The reason? Hann-McCurdy, who spent five years training at the Gloucester Skating Club and still represents them, was on hand to receive the sport award for figure skating for 2006. The 19-year-old from Orleans earned the honour — which included a medal and certificate — in great part because of their efforts at last year’s Canadian championships in Ottawa (Coreno made the long drive from his home town of Delhi, Ont., to share the happy moment with his partner).
In only their second year together, Hann-McCurdy and Coreno won the junior ice dance crown (they’d been silver medallists the year before in London, Ont., the same season they reached the Junior Grand Prix final).
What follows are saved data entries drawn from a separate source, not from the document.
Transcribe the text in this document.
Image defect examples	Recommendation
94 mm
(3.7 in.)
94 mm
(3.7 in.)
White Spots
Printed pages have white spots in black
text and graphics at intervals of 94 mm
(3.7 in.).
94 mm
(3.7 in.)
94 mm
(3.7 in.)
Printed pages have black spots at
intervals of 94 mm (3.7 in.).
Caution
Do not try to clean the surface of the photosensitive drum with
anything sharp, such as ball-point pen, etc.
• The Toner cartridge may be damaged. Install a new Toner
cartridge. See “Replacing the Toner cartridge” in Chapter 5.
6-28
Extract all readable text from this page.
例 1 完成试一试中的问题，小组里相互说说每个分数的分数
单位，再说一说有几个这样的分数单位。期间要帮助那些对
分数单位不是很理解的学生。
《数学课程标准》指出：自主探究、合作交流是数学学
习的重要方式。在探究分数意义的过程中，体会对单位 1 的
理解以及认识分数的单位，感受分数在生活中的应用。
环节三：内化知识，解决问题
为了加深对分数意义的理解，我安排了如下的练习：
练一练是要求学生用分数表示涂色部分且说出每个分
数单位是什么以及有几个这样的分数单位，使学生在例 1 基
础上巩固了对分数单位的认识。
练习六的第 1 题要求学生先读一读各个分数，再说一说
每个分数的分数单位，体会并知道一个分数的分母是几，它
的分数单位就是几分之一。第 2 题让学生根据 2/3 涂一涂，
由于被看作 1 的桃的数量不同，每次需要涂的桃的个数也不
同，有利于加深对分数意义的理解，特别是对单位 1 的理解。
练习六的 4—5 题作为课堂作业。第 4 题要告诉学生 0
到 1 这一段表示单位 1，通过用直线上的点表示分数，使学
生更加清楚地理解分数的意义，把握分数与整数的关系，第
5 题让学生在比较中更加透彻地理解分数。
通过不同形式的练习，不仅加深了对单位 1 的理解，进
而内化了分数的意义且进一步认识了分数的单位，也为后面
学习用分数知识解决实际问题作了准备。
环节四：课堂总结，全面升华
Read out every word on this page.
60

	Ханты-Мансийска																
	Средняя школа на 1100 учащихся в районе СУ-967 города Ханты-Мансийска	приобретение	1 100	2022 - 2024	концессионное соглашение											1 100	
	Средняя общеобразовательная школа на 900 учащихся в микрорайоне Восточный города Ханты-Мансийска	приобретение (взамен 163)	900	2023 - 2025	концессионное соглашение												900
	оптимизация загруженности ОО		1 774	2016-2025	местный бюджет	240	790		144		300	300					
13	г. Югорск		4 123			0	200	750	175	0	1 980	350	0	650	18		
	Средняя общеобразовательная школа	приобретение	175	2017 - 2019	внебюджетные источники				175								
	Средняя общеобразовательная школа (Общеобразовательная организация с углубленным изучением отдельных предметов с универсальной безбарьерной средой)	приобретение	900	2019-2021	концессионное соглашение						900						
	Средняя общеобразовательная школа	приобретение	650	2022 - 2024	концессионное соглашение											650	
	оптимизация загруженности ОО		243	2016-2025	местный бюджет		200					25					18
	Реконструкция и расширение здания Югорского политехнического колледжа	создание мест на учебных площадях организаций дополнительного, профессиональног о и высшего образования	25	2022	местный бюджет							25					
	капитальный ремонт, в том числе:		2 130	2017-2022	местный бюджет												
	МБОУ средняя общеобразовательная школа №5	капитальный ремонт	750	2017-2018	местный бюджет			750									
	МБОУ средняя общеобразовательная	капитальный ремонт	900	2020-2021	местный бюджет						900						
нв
The awards circuit isn’t done yet for the promising duo, which finished eighth in their senior debut at the just-completed 2007 nationals in Halifax. On Feb.12, both will receive the B.C. Premier’s Athletic Award for their accomplishments during the 2005-06 season. Then they’ll be special guests at the Vancouver Board of Trade’s Countdown to 2010 luncheon.
Both skaters returned to their home towns — Hann-McCurdy to Ottawa, Coreno to Delhi — for some down time after the Halifax nationals. They tell me they’re headed back to Vancouver next week to begin planning for next season (they train at the B.C. Centre of Excellence in Burnaby under the tutelage of former world champ Victor Kraatz and his wife, Maikki Uotila Kraatz), when their goal will be a top-five finish (and national team berth) at the 2008 Canadians. No road trip necessary for them: It’s right in Vancouver at Pacific National Exhibition, which will be the venue for the Olympic figure skating competition in 2010.
A stage, Hann-McCurdy and Coreno will tell you, they’d dearly love to dance upon in three years time.